Şiirde veya diğer sanat yaratımlarında ikili/çoklu okumalar/anlamlar önemlidir. Çok anlamlılık, çok katmanlılık metne, yapıta zenginlik katar. Hukukta ise böyle çoğul sonuçlar ve çıkarımlar hiç istenmez. Yasalarda olması istenen, en geniş, mümkünse boşluksuz bir kapsayıcılıktır. Bunlar bir yana, Erdoğan’ın, RTÜK başkanını kollayan sözünün de sayısız alt okumaları vardır!
Hukuk metinlerinde ikili/çoklu okuma olmamakla birlikte, metinlerin iki türde yorumu yapılır. Birisi lafzi/sözel yorum, diğeri de yasanın ruhuna, yöneldiği anlama göre yapılan yorum. “Yazılana bakarım, başkasına karışmam” derseniz, yasaları uygularken lafzi yorum yapmış olursunuz. “Yasanın anlamına, amacına bakarım” derseniz, yasanın ruhuna göre bir yorum olur.
Dersimizin konusu olan RTÜK de elbette her yasa kadar “ruhu olan” bir yasadır. Bu nedenle ruhuna da bakabiliriz. Başbakanın sözü ile dersin devamına olanak kalmadığından,  yasanın eğlenceli tarafına girelim… Başbakan “Bir aycık” zamanı önemsemiyor ya. Yasaya göre, Sayın Akman göreve devam ederse, eğer kamu görevlisi olsaydı, ya da bundan sonra kamuda görev alsa, çalıştığı dönem nedeniyle “mümtazen terfii” edecektir. Yani yasada, sonuçlar itibariyle bile, bir ayın değil, bir günün bile önemi vardır. Ama Sayın Başbakanın gönlü geniş.
Yasanın lafzına baktığımızda, Sayın Akman ve onun gibi kuruma başkan olacaklar için, “şu, şu, şu” özellikleri isterim diyor. Bunu derken de, radyo televizyon gibi zamanımızın “medyalar çağındaki” bu önemli mecraları yöneteceklerin en azından “benden daha birikimli, deneyimli, seçkin ve kimi etik duyguları taşıması” gerekliliğini öngörüyor. Yasanın ruhu böyle bir sonuç doğuruyor. Ama, Sayın Akman, şiir gibi bir yasa ile muhatap olmadığı için farklı okumalara gerek görmüyor.

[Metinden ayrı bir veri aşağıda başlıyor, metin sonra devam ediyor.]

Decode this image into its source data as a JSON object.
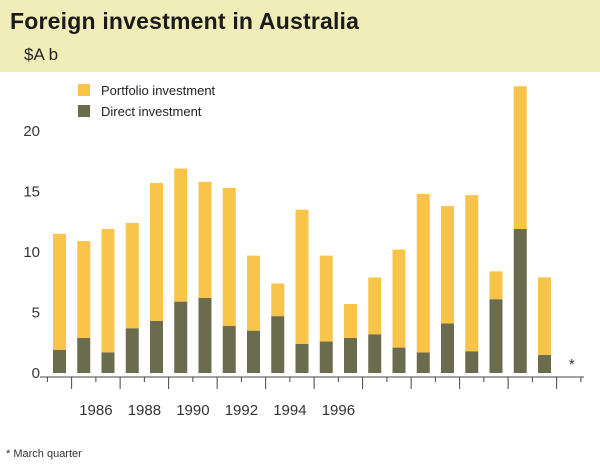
{
  "header": {
    "title": "Foreign investment in Australia",
    "unit": "$A b"
  },
  "footnote": "*  March quarter",
  "colors": {
    "portfolio": "#f8c44a",
    "direct": "#6b6b4e",
    "band": "#f0edb8"
  },
  "chart_data": {
    "type": "bar",
    "stacked": true,
    "title": "Foreign investment in Australia",
    "ylabel": "$A b",
    "ylim": [
      0,
      25
    ],
    "yticks": [
      0,
      5,
      10,
      15,
      20
    ],
    "xticks": [
      "1986",
      "1988",
      "1990",
      "1992",
      "1994",
      "1996"
    ],
    "periods": [
      "1985-H2",
      "1986-H1",
      "1986-H2",
      "1987-H1",
      "1987-H2",
      "1988-H1",
      "1988-H2",
      "1989-H1",
      "1989-H2",
      "1990-H1",
      "1990-H2",
      "1991-H1",
      "1991-H2",
      "1992-H1",
      "1992-H2",
      "1993-H1",
      "1993-H2",
      "1994-H1",
      "1994-H2",
      "1995-H1",
      "1995-H2",
      "1996-Q1"
    ],
    "series": [
      {
        "name": "Direct investment",
        "values": [
          1.9,
          2.9,
          1.7,
          3.7,
          4.3,
          5.9,
          6.2,
          3.9,
          3.5,
          4.7,
          2.4,
          2.6,
          2.9,
          3.2,
          2.1,
          1.7,
          4.1,
          1.8,
          6.1,
          11.9,
          1.5,
          null
        ]
      },
      {
        "name": "Portfolio investment",
        "values": [
          9.6,
          8.0,
          10.2,
          8.7,
          11.4,
          11.0,
          9.6,
          11.4,
          6.2,
          2.7,
          11.1,
          7.1,
          2.8,
          4.7,
          8.1,
          13.1,
          9.7,
          12.9,
          2.3,
          11.8,
          6.4,
          null
        ]
      }
    ],
    "annotations": [
      {
        "label": "*",
        "note": "March quarter"
      }
    ],
    "legend": [
      "Portfolio investment",
      "Direct investment"
    ],
    "legend_position": "top-left"
  }
}
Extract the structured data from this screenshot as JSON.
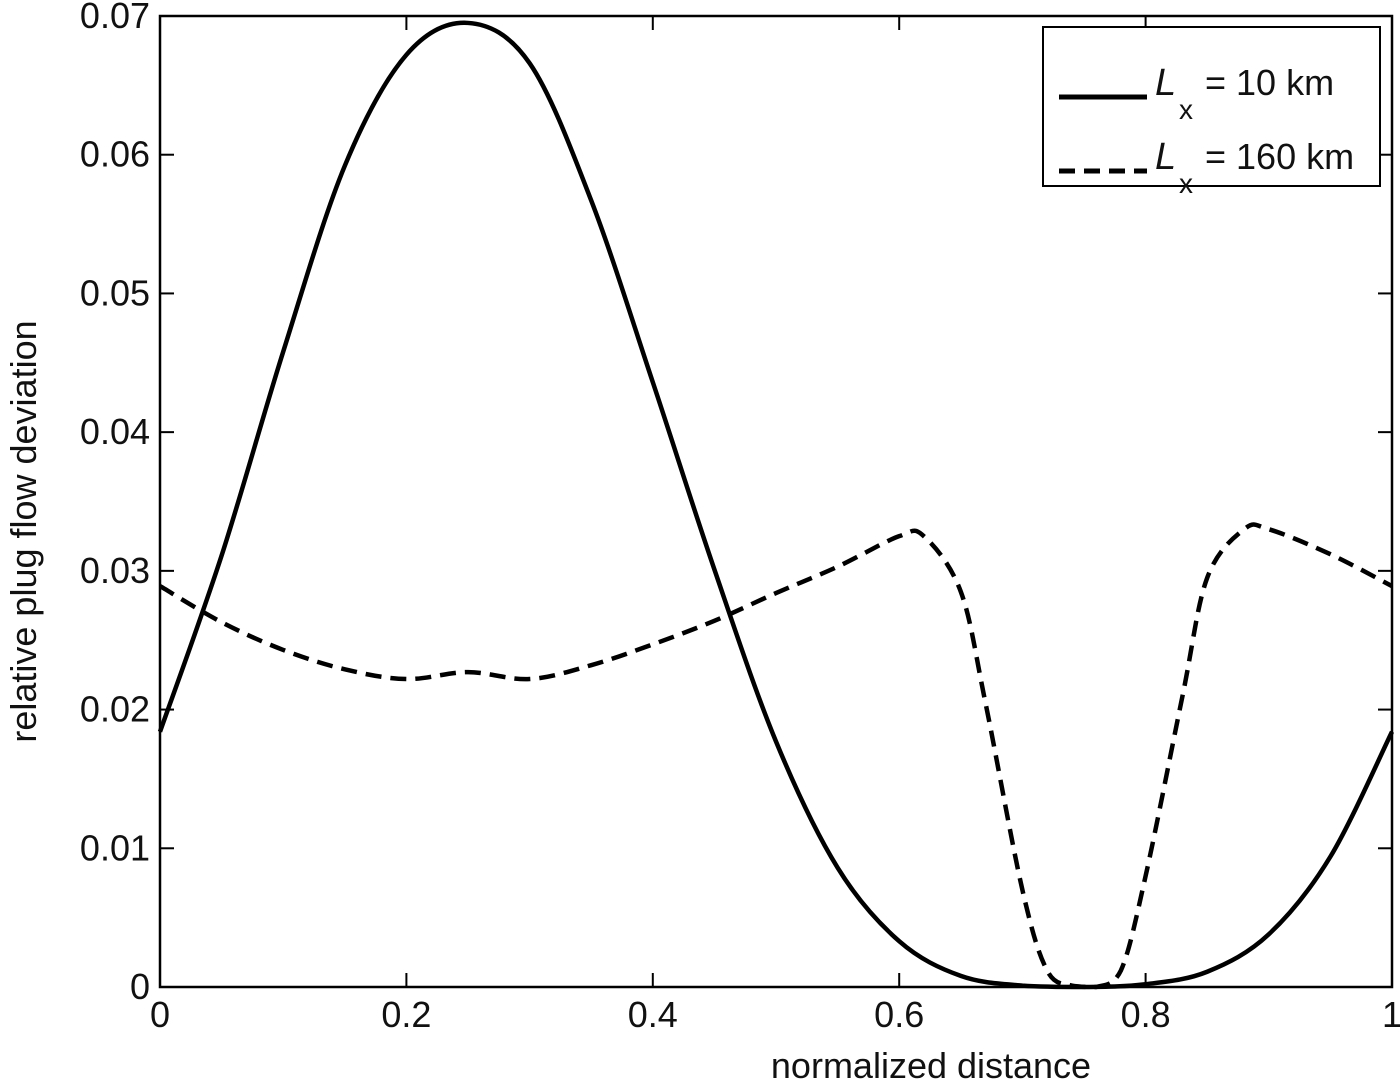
{
  "chart_data": {
    "type": "line",
    "title": "",
    "xlabel": "normalized distance",
    "ylabel": "relative plug flow deviation",
    "xlim": [
      0,
      1
    ],
    "ylim": [
      0,
      0.07
    ],
    "xticks": [
      0,
      0.2,
      0.4,
      0.6,
      0.8,
      1
    ],
    "xtick_labels": [
      "0",
      "0.2",
      "0.4",
      "0.6",
      "0.8",
      "1"
    ],
    "yticks": [
      0,
      0.01,
      0.02,
      0.03,
      0.04,
      0.05,
      0.06,
      0.07
    ],
    "ytick_labels": [
      "0",
      "0.01",
      "0.02",
      "0.03",
      "0.04",
      "0.05",
      "0.06",
      "0.07"
    ],
    "grid": false,
    "legend_position": "top-right",
    "series": [
      {
        "name": "L_x = 10 km",
        "legend_symbol": "L",
        "legend_subscript": "x",
        "legend_value": "= 10 km",
        "style": "solid",
        "color": "#000000",
        "x": [
          0,
          0.05,
          0.1,
          0.15,
          0.2,
          0.25,
          0.3,
          0.35,
          0.4,
          0.45,
          0.5,
          0.55,
          0.6,
          0.65,
          0.7,
          0.75,
          0.8,
          0.85,
          0.9,
          0.95,
          1.0
        ],
        "y": [
          0.0184,
          0.0311,
          0.0458,
          0.0592,
          0.0672,
          0.0695,
          0.0666,
          0.0567,
          0.0436,
          0.0301,
          0.0177,
          0.0086,
          0.0033,
          0.0008,
          0.0001,
          0.0,
          0.0002,
          0.0011,
          0.0038,
          0.0094,
          0.0184
        ]
      },
      {
        "name": "L_x = 160 km",
        "legend_symbol": "L",
        "legend_subscript": "x",
        "legend_value": "= 160 km",
        "style": "dashed",
        "color": "#000000",
        "x": [
          0,
          0.05,
          0.1,
          0.15,
          0.2,
          0.25,
          0.3,
          0.35,
          0.4,
          0.45,
          0.5,
          0.55,
          0.6,
          0.62,
          0.65,
          0.67,
          0.7,
          0.72,
          0.74,
          0.76,
          0.78,
          0.8,
          0.83,
          0.85,
          0.88,
          0.9,
          0.95,
          1.0
        ],
        "y": [
          0.0289,
          0.0263,
          0.0243,
          0.0229,
          0.0222,
          0.0227,
          0.0222,
          0.0232,
          0.0247,
          0.0264,
          0.0284,
          0.0303,
          0.0325,
          0.0325,
          0.0285,
          0.0205,
          0.007,
          0.0012,
          0.0001,
          0.0,
          0.0012,
          0.008,
          0.021,
          0.0295,
          0.033,
          0.033,
          0.0312,
          0.0289
        ]
      }
    ]
  }
}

RTÜK yasasında daha pek çok eğlenceli derinlik var. Örneğin, “Belgesel yayınlatma cezası” vermek gibi. Geçtiğimiz günlerde, belgesel sinemaya ilişkin bir tartışma yaşanmıştı. Belgesel sinemacılar Birliği BSB, oldukça ironik bir dille, sorulduğu zaman herkesin “belgesel izlerim” dediğini, ama nedense belgesellerin izlenmediğine vurgu yapan bir açıklama yapmıştı. RTÜK 33. maddeye göre, televizyonlara ceza olarak “belgesel yayınlama” yaptırımı uyguluyor. Normal koşullarda, belli bir oranda belgesel ve benzeri türde program yayınlamaması gereken kanallar, kitabına uydurup, geceyarısı yayın yapıyorlar. Yasada, ceza olarak belgesel yayımlama yaptırımını, RTÜK ihlal halinde ilgili kanala uyguluyor.
Kanun zoruyla belgesel izletmenin, belgesel sinemaya katkısı ayrı bir tartışma ve sorun...  Şimdi, yasanın bu ruhunu, Sayın Akman’a da uygulamak gerekse, görev sonuna kadar belgesel izlemeye zorunlu bırakılsa.. İşte o zaman belki derhal kendini “görevden çekilmiş” sayabilir. Ne demeli; hukuk her eve gerekli.